Brazil’s attempt to develop a national space launch program has continued to experience setbacks. The third attempt to launch Brazil’s first big space rocket failed in August 2003. Nevertheless, Brazilian President Luiz Inacio Lula da Silva affirmed that his administration is committed to launching the rocket successfully before he leaves office. Brazil is a member of the Missile Technology Control Regime (MTCR), and just prior to joining it, then-President Fernando Henrique Cardoso declared that Brazil does not intend to produce, import, or export long-range ballistic missiles. This message was later reiterated by the director-general of Brazil’s Aerospace Technical Center (CTA), who affirmed that Brazilian space activities are unrelated to weapons technology. However, a successful launching operation could hasten the day when Brazil’s VLS rocket could be converted into a ballistic missile with intercontinental range.

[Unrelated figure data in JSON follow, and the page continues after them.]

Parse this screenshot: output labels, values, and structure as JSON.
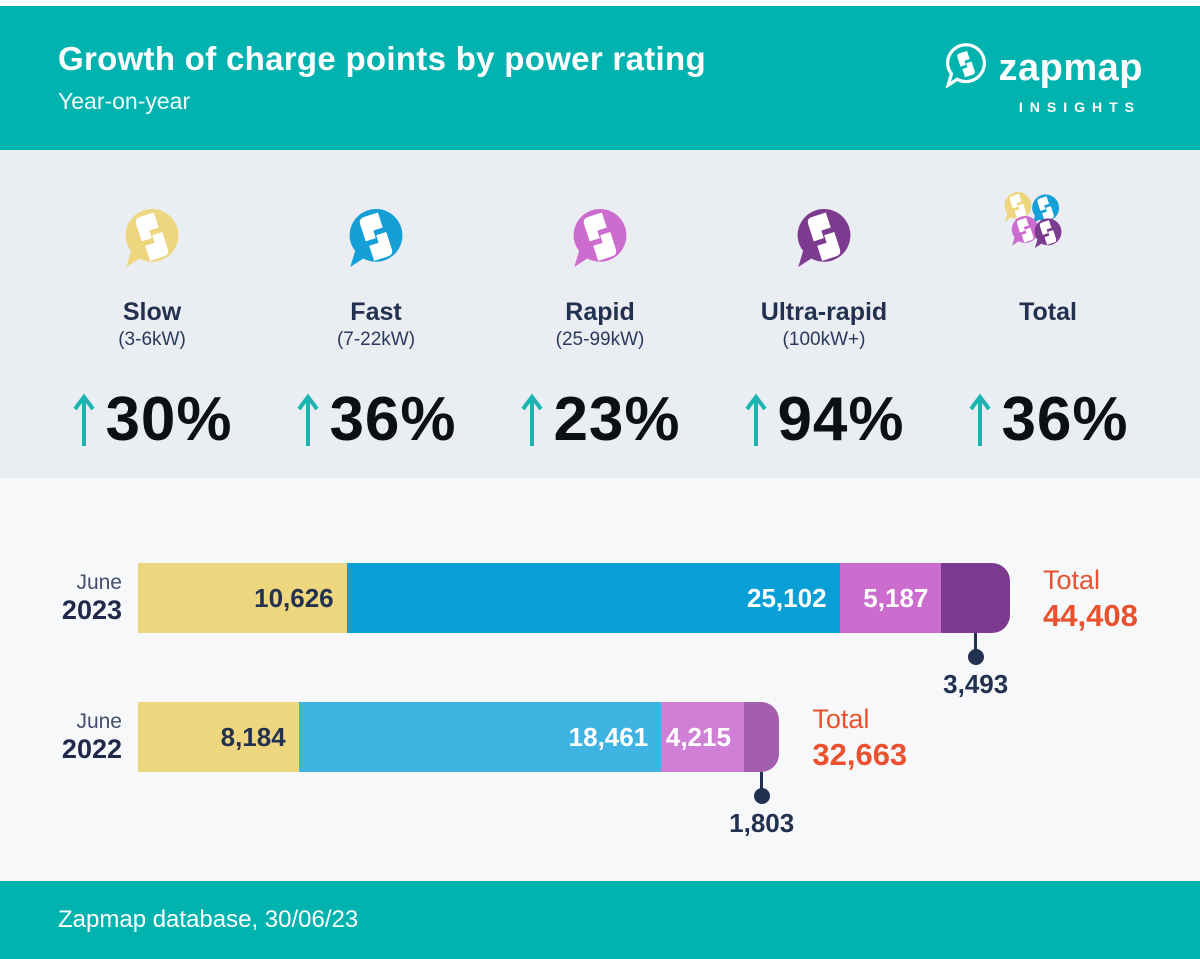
{
  "header": {
    "title": "Growth of charge points by power rating",
    "subtitle": "Year-on-year",
    "brand": {
      "name": "zapmap",
      "tagline": "INSIGHTS"
    }
  },
  "stats": {
    "arrow_color": "#1ab5b1",
    "items": [
      {
        "id": "slow",
        "label": "Slow",
        "range": "(3-6kW)",
        "percent": "30%",
        "icon": "pin",
        "color": "#eed67f"
      },
      {
        "id": "fast",
        "label": "Fast",
        "range": "(7-22kW)",
        "percent": "36%",
        "icon": "pin",
        "color": "#149fd6"
      },
      {
        "id": "rapid",
        "label": "Rapid",
        "range": "(25-99kW)",
        "percent": "23%",
        "icon": "pin",
        "color": "#cc6ccf"
      },
      {
        "id": "ultra",
        "label": "Ultra-rapid",
        "range": "(100kW+)",
        "percent": "94%",
        "icon": "pin",
        "color": "#7d3b8f"
      },
      {
        "id": "total",
        "label": "Total",
        "range": "",
        "percent": "36%",
        "icon": "cluster",
        "colors": [
          "#eed67f",
          "#149fd6",
          "#cc6ccf",
          "#7d3b8f"
        ]
      }
    ]
  },
  "chart_data": {
    "type": "bar",
    "orientation": "horizontal",
    "stacked": true,
    "categories": [
      "June 2023",
      "June 2022"
    ],
    "series": [
      {
        "name": "Slow (3-6kW)",
        "values": [
          10626,
          8184
        ]
      },
      {
        "name": "Fast (7-22kW)",
        "values": [
          25102,
          18461
        ]
      },
      {
        "name": "Rapid (25-99kW)",
        "values": [
          5187,
          4215
        ]
      },
      {
        "name": "Ultra-rapid (100kW+)",
        "values": [
          3493,
          1803
        ]
      }
    ],
    "totals": [
      44408,
      32663
    ],
    "grid": false,
    "legend_position": "none",
    "value_labels": "inside-right, last segment labelled via callout below bar"
  },
  "bars": {
    "rows": [
      {
        "month": "June",
        "year": "2023",
        "values": [
          10626,
          25102,
          5187,
          3493
        ],
        "value_labels": [
          "10,626",
          "25,102",
          "5,187",
          "3,493"
        ],
        "seg_colors": [
          "#eed67f",
          "#089fd6",
          "#cc6ccf",
          "#7d3b8f"
        ],
        "text_colors": [
          "#233150",
          "#ffffff",
          "#ffffff",
          "#ffffff"
        ],
        "total_label": "Total",
        "total_value": "44,408",
        "total_num": 44408
      },
      {
        "month": "June",
        "year": "2022",
        "values": [
          8184,
          18461,
          4215,
          1803
        ],
        "value_labels": [
          "8,184",
          "18,461",
          "4,215",
          "1,803"
        ],
        "seg_colors": [
          "#eed67f",
          "#3fb4e3",
          "#d07fd6",
          "#a35fae"
        ],
        "text_colors": [
          "#233150",
          "#ffffff",
          "#ffffff",
          "#ffffff"
        ],
        "total_label": "Total",
        "total_value": "32,663",
        "total_num": 32663
      }
    ]
  },
  "footer": {
    "source": "Zapmap database, 30/06/23"
  },
  "colors": {
    "teal": "#00b3af",
    "stats_bg": "#eaedf2",
    "chart_bg": "#f6f8fa",
    "navy": "#233150",
    "orange": "#e9512f"
  }
}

The VLS (Veiculo Lancador de Satelites) is a four-stage rocket designed to launch satellites. In August 2003, the third VLS rocket exploded when one of its engines accidentally ignited on the launch pad and killed 21 engineers and technicians. The vehicle was still several days away from launch. Two previous launch attempts, in 1997 and again in 1999, failed when the rockets veered off course.
According to a media report, the damage caused by the August explosion was estimated at (US) $33 million, far more than the Brazilian Space Agency’s annual budget. Brazil’s budget is now constrained by International Monetary Fund agreements that require the government to run budget surpluses. Despite the financial burden, President Lula da Silva has vowed to continue to develop Brazil’s space program, and to launch another test of the VLS while he is still in office.
Brazil has also begun preliminary studies on a second launch vehicle, the VLS-2. It is possible that this rocket will use a liquid propulsion system. According to the Brazilian minister of Defense, Russian cooperation in assisting with the liquid-fuel technology will be important in this endeavor. The VLS-2 is intended to carry satellites weighing 400 to 1000 kg to orbits of 2000 km.
In addition to the Russian assistance with the VLS-2 liquid propulsion system, Brazil has entered into cooperative agreements with several other countries.
In October 2003, Brazil entered into an agreement with Ukraine whereby Ukraine will help finance the additional infrastructure necessary to enable the launching of the Ukrainian Cyclone 4 rockets from the Alcantara launch pad in Brazil.
Brazil has also entered into an agreement with China to cooperate on space technology. According to the Chinese Ministry of Foreign Affairs, the first jointly-developed satellite was successfully launched by China in October 1999. China launched the second jointly-developed satellite in October 2003. Two additional satellites are planned.
Finally, Avibras, a Brazilian manufacturer of military equipment, will reportedly sell an estimated (US) $400 million in goods, mainly missile launchers, to the United Arab Emirates.